Aleluia Sangrenta
Viva a aleluia! Viva a aleluia! E os
tiros espocavam fazendo a Vila acordar em sobressalto.
- Que diabo está acontecendo
dessa vez? – dizia um, saltando apavorado da cama.
- Santa Maria! Misericórdia! Que
será?- Bradavam mulheres trêmulas de medo.
- Viva a aleluiaaaaa.......!
Ao tiroteio juntava-se o
tropel dos cavalos montados por bandidos fortemente armados que atiravam
para o ar gritando: viva a aleluia!
Aos moradores de Itabuna
parecia ter chegado o dia final de cada um.
Estava terminando a semana
santa. O dia ainda não tinha clareado de todo, quando o bando de
facínoras irrompeu de surpresa na vila naquela madrugada de sábado. Tinham
vindo romper a aleluia, gritavam eles, e nada melhor do que no quartel de
polícia.
- Para o quartel! – bradou o
chefe do bando.
- Para o quartel! – gritaram
todos, entre gargalhadas e deboche e xingamentos.
Um dos bandidos já trazia
pronto um Judas com o nome do delegado de polícia escrito numa tira de papelão.

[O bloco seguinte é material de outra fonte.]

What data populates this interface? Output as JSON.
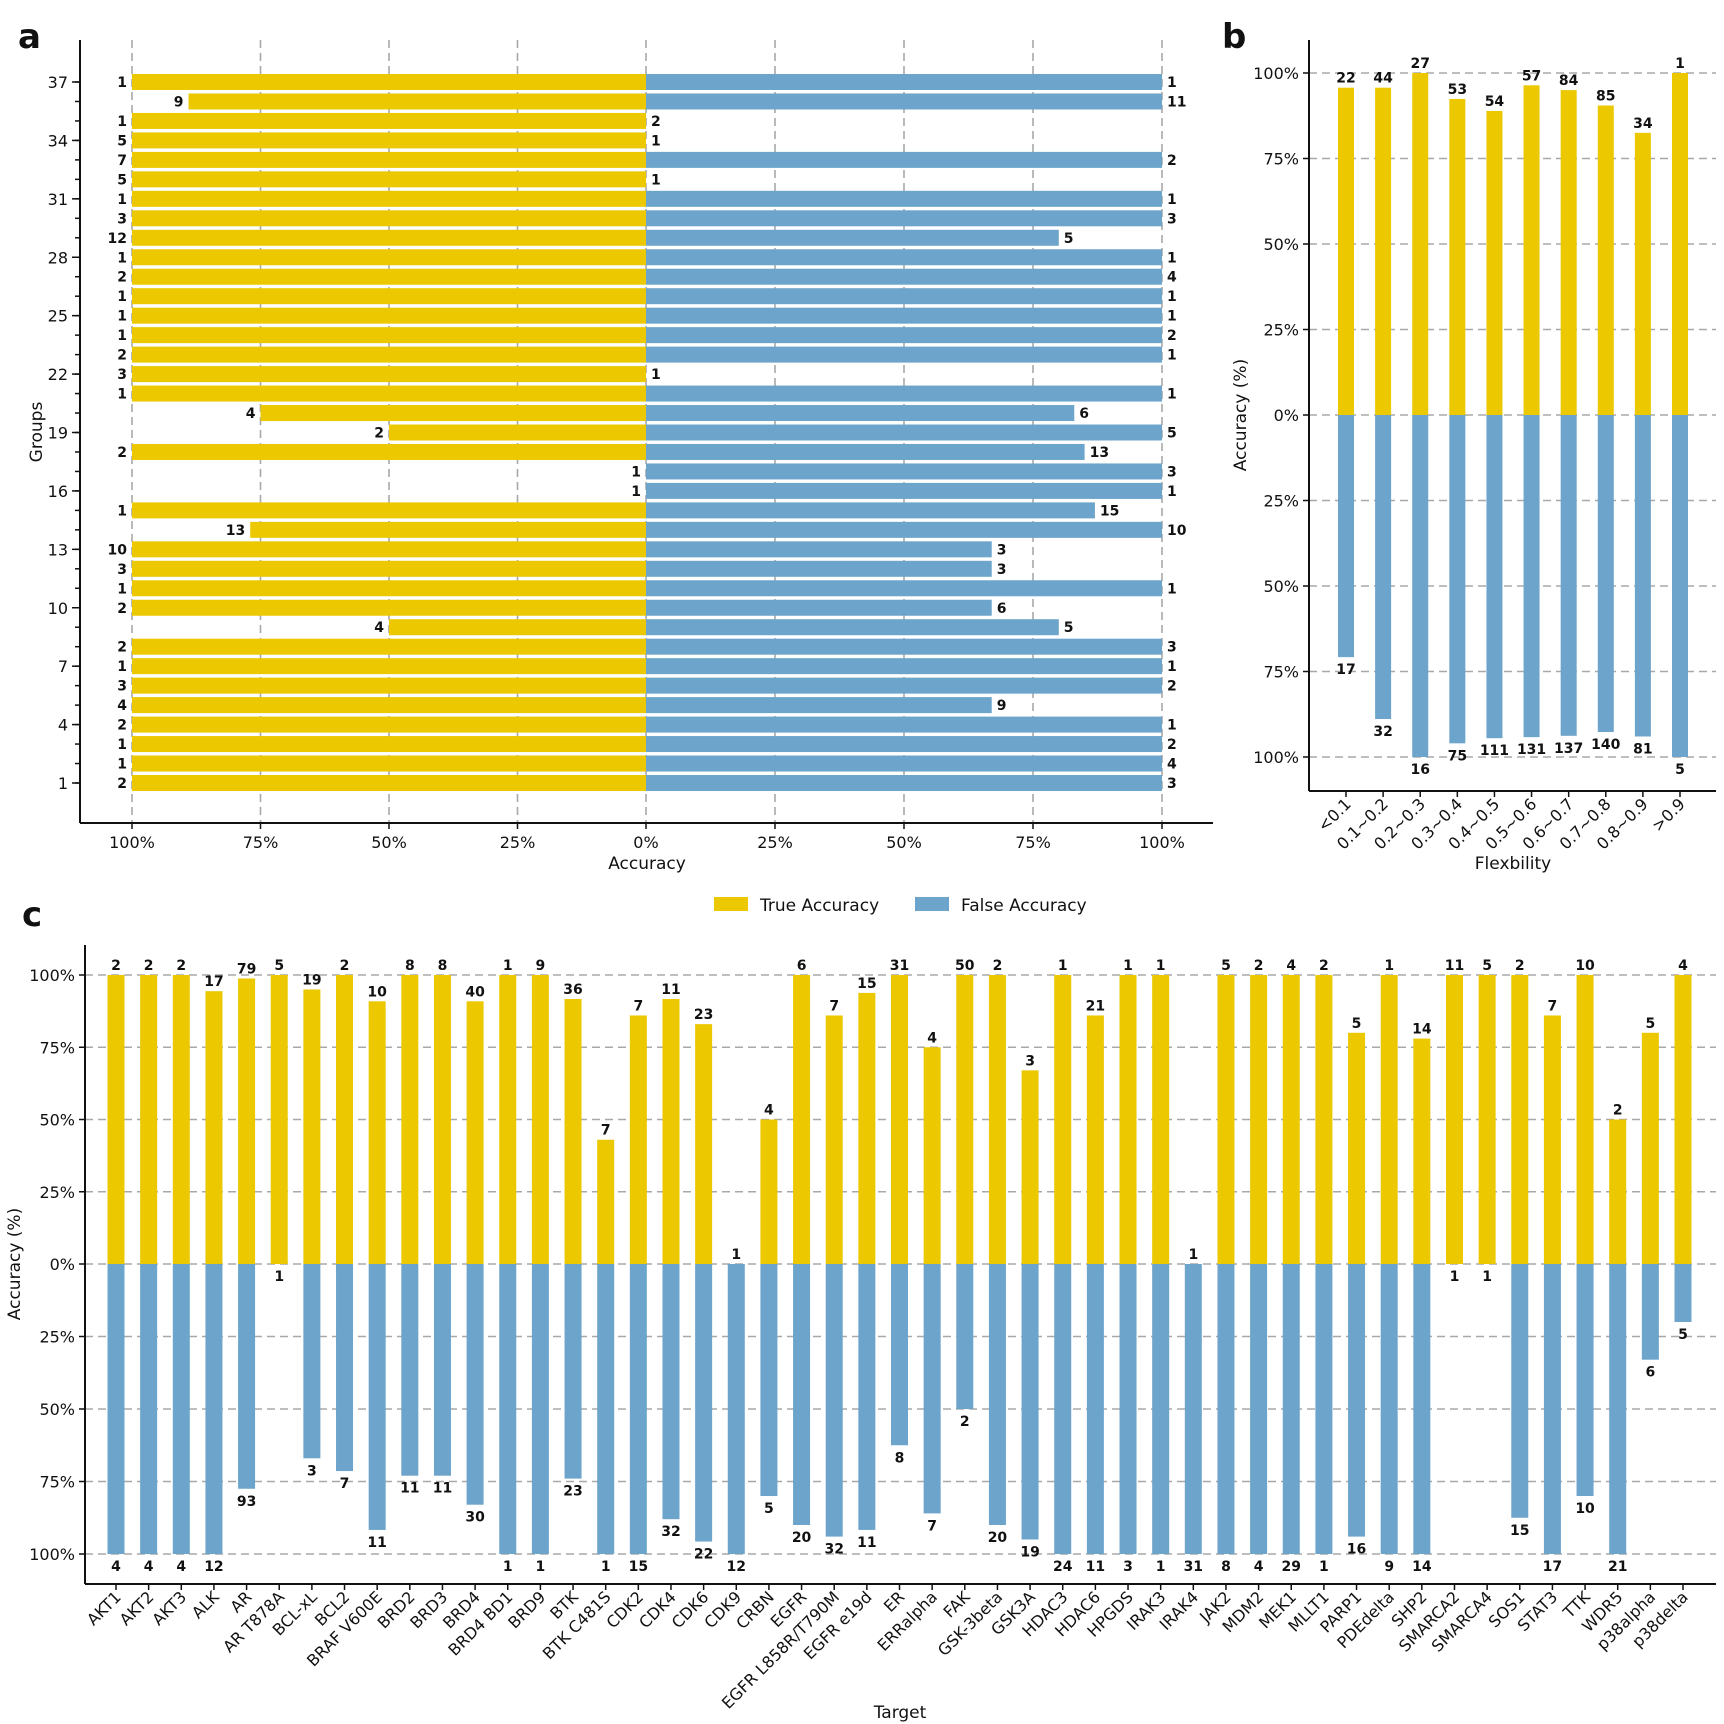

O boneco foi pendurado numa árvore em frente ao quartel, e o tiroteio foi
aberto. Um tenente e os cinco soldados que constituíam a guarnição da vila,
pegados de surpresa àquela hora da manhã, ainda responderam ao fogo, mas o
número de bandidos era maior, talvez uns dez ou doze homens. A zoada do
tiroteio, a população em pânico trancou-se em casa. Na pracinha de chão batido,
a poeira subia de sob as patas dos cavalos mal sofreados e os gritos dos
jagunços enchiam o ar. Balas sibilavam por todos os lados, e dentro das casas,
todas fechadas pelo terror, ninguém sabia o que fazer. Algumas famílias cujas
casas davam o fundo para o rio, ainda conseguiram fugir atingindo, de canoa, a
outra margem. Era o fim de Itabuna.
Cessados os tiros, três
soldados estavam feridos e dois mortos. Os bandidos, dando-se por satisfeitos,
disparando suas armas a torto e a direito, fugiram em debandada aos gritos de
“viva a aleluia!”
Esse ataque não passou de uma
brincadeira que os jagunços faziam para romper a aleluia.
Após a fuga dos atacantes,
aos poucos, o povo foi aparecendo na porta do quartel, onde o Judas balançava
no ar, suspenso de uma árvore, todo crivado de balas.
O tenente Bomfim, delegado de
polícia da vila, que no momento do tiroteio encontrava-se no quartel, conseguiu
salvar-se milagrosamente. No dia seguinte, partiu para Ilhéus, onde foi pedir
providências e garantias para a Vila.
O chefe desse grupo era um
bandido chamado Donatinho. Uma fera. Nas roças, o seu nome era pronunciado em
voz baixa. A sua fama corria por todo o sul e sudoeste da Bahia. Vindo não se
sabe de onde, vivia pelas matas da Boa Lembrança para cima, com um grupo de
malfeitores fortemente armados, invadindo roças, matando, roubando, violentando
mulheres. Quando corria a notícia de que o grupo de Donatinho fora visto em
determinado lugar, o pânico passava a imperar nas imediações. Mulher nenhuma
mais se aventurava a ir aos ribeirões tomar banho ou lavar roupas.
Do bando, fazia parte um
jagunço dos mais sanguinários da região, o Salu Grande. Tipo alto, moreno, mal
encarado, boca quase desdentada, era temido pela crueldade.
Pouco tempo depois do
massacre do quartel, Donatinho teve um encontro inesperado em caminho de Conquista, na encruzilhada, com um grupo de polícia volante vindo de Salvador
para dar-lhe caça. Atacado de surpresa, não teve muito como se defender. Morreu
na refrega. As suas munhecas foram decepadas e levadas pelos soldados como
troféu de guerra. Metade do bando foi morta; os sobreviventes lançaram-se
nas águas de um rio que corria perto, conseguindo escapar. Salu Grande,
ferido, foi aprisionado. Com ele, foi trazido para a Vila de Itabuna, amarrado,
outro bandido de fartos bigodes. Este teve uma banda da cara e do bigode
raspados por ordem do tenente da volante e foi deixado horas, na porta da
cadeia, entre dois soldados, exposto aos olhos da população.
Depois das prisões, nunca
mais se soube dos bandidos de Donatinho, apenas que cumpriam pena no Engenho da
Conceição, na Bahia. Só assim as mulheres das roças passaram a tomar o seu
banho sem medo, nas águas tranquilas dos ribeirões.